This code produces the results presented in http://arxiv.org/abs/1409.5209 on the Caltech dataset (optical flow used; so it doesn't work on the INRIA dataset) with BING as the pre-processor.
If you use this code in your research, please cite our papers:
@inproceedings{PaisitkriangkraiSH14a,
author = {Sakrapee Paisitkriangkrai and
Chunhua Shen and
Anton {van den Hengel}},
title = {Strengthening the Effectiveness of Pedestrian Detection with Spatially Pooled Features},
booktitle = {Proc. European Conf. Comp. Vis.},
year = {2014},
ee = {http://arxiv.org/abs/1407.0786},
}
@inproceedings{PaisitkriangkraiSH14b,
author = {Sakrapee Paisitkriangkrai and
Chunhua Shen and
Anton van den Hengel},
title = {Pedestrian Detection with Spatially Pooled Features and Structured Ensemble Learning},
journal = {IEEE Transactions on Pattern Analysis and Machine Intelligence},
year = {2015},
ee = {http://arxiv.org/abs/1409.5209},
}
The current demo contains a few test images from Caltech Pedestrian data sets (set07, V004).

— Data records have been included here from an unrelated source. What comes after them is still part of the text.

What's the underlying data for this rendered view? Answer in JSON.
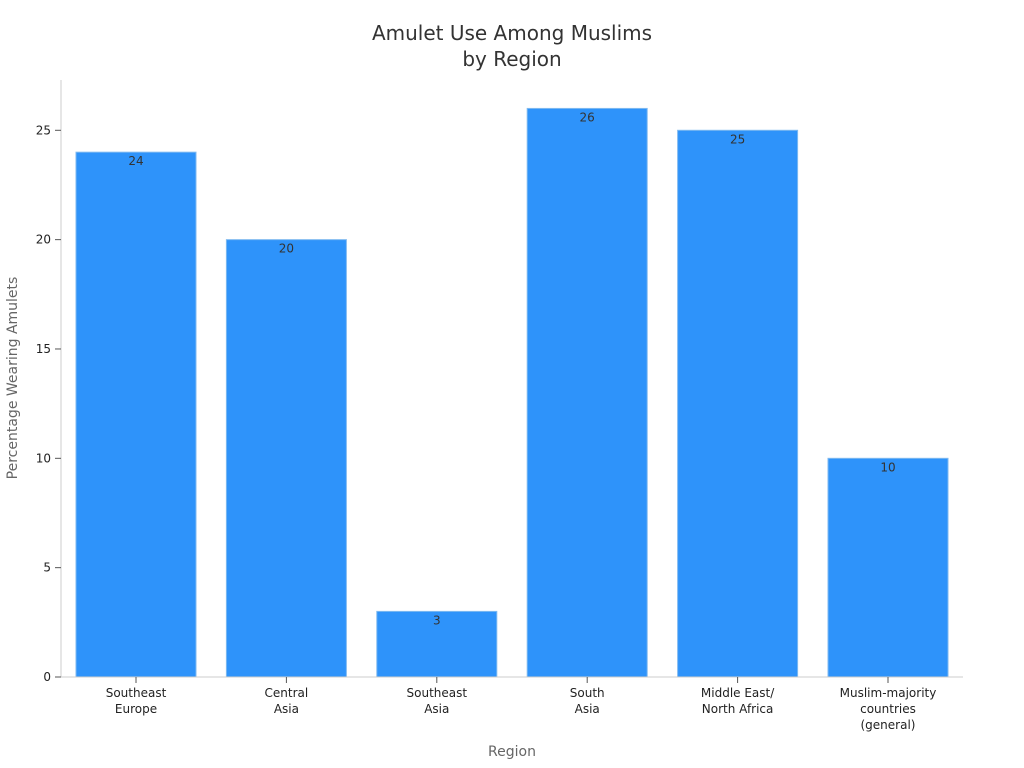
{
  "chart_data": {
    "type": "bar",
    "title_lines": [
      "Amulet Use Among Muslims",
      "by Region"
    ],
    "xlabel": "Region",
    "ylabel": "Percentage Wearing Amulets",
    "categories": [
      [
        "Southeast",
        "Europe"
      ],
      [
        "Central",
        "Asia"
      ],
      [
        "Southeast",
        "Asia"
      ],
      [
        "South",
        "Asia"
      ],
      [
        "Middle East/",
        "North Africa"
      ],
      [
        "Muslim-majority",
        "countries",
        "(general)"
      ]
    ],
    "values": [
      24,
      20,
      3,
      26,
      25,
      10
    ],
    "data_labels": [
      "24",
      "20",
      "3",
      "26",
      "25",
      "10"
    ],
    "yticks": [
      0,
      5,
      10,
      15,
      20,
      25
    ],
    "ylim": [
      0,
      27.3
    ],
    "grid": false,
    "legend": "none",
    "bar_color": "#2e93fa"
  }
}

(a) Compile optical flow source code if needed by (Precompiled files provided already! You may not need to compile your own version)
sh> ./mex_optical.sh
matlab> demo
WARNING: It may take 2 to 4 hours to get the result, depending on your machine. You should see a plot as below.

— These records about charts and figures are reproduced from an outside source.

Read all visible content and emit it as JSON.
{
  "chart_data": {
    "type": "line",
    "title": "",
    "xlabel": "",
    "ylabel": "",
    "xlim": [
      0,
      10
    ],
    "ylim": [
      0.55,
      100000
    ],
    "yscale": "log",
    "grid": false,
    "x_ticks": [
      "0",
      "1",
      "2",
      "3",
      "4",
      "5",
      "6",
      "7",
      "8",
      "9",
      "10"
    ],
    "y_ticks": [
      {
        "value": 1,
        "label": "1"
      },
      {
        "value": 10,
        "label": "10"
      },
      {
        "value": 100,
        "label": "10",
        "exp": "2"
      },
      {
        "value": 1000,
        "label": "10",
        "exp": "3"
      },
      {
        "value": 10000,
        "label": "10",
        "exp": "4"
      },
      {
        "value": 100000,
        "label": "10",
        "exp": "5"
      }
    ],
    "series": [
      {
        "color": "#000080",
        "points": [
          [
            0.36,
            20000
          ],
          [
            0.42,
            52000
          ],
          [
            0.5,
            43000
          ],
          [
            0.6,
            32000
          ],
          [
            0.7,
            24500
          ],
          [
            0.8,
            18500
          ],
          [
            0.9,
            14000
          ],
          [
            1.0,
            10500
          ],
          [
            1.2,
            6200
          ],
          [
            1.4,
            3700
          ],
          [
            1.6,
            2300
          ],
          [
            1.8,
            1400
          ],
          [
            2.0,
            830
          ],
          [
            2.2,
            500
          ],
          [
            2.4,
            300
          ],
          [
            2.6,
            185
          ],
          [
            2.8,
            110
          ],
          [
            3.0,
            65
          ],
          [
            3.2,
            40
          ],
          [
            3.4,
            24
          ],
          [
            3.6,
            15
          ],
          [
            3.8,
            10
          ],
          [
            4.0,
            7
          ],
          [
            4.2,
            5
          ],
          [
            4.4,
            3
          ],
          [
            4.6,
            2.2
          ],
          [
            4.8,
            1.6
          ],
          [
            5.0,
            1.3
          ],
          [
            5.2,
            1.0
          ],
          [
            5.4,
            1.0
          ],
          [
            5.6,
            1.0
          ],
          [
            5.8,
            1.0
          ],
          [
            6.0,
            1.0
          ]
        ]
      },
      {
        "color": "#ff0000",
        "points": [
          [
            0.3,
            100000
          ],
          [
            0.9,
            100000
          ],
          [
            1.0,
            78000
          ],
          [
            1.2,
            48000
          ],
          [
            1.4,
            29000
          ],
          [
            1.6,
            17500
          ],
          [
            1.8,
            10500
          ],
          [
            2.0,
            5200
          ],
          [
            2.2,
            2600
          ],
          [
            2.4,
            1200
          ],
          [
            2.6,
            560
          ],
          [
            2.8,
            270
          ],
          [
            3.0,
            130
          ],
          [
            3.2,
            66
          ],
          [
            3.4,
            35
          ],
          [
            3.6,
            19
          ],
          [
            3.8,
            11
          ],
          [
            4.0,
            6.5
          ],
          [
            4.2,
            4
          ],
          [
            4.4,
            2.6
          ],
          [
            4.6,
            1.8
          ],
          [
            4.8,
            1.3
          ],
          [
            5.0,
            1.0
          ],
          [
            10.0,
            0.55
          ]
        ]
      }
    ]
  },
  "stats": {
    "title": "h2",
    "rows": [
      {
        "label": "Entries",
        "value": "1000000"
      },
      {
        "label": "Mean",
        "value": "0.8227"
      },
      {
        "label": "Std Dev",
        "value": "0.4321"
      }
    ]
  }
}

http://www.vision.caltech.edu/Image_Datasets/CaltechPedestrians/datasets/USA/
NB: set00-set05 are used for training and set06-set10 are used for testing see http://www.vision.caltech.edu/Image_Datasets/CaltechPedestrians/
The data set is in seq video format. Download MATLAB functions for read/write seq video files from http://vision.ucsd.edu/~pdollar/toolbox/doc/index.html
The code has been tested to run on Ubuntu 14.04LTS (kernel: Linux 3.13.0-39-generic #66-Ubuntu SMP x86_64 GNU/Linux), Matlab 2013a.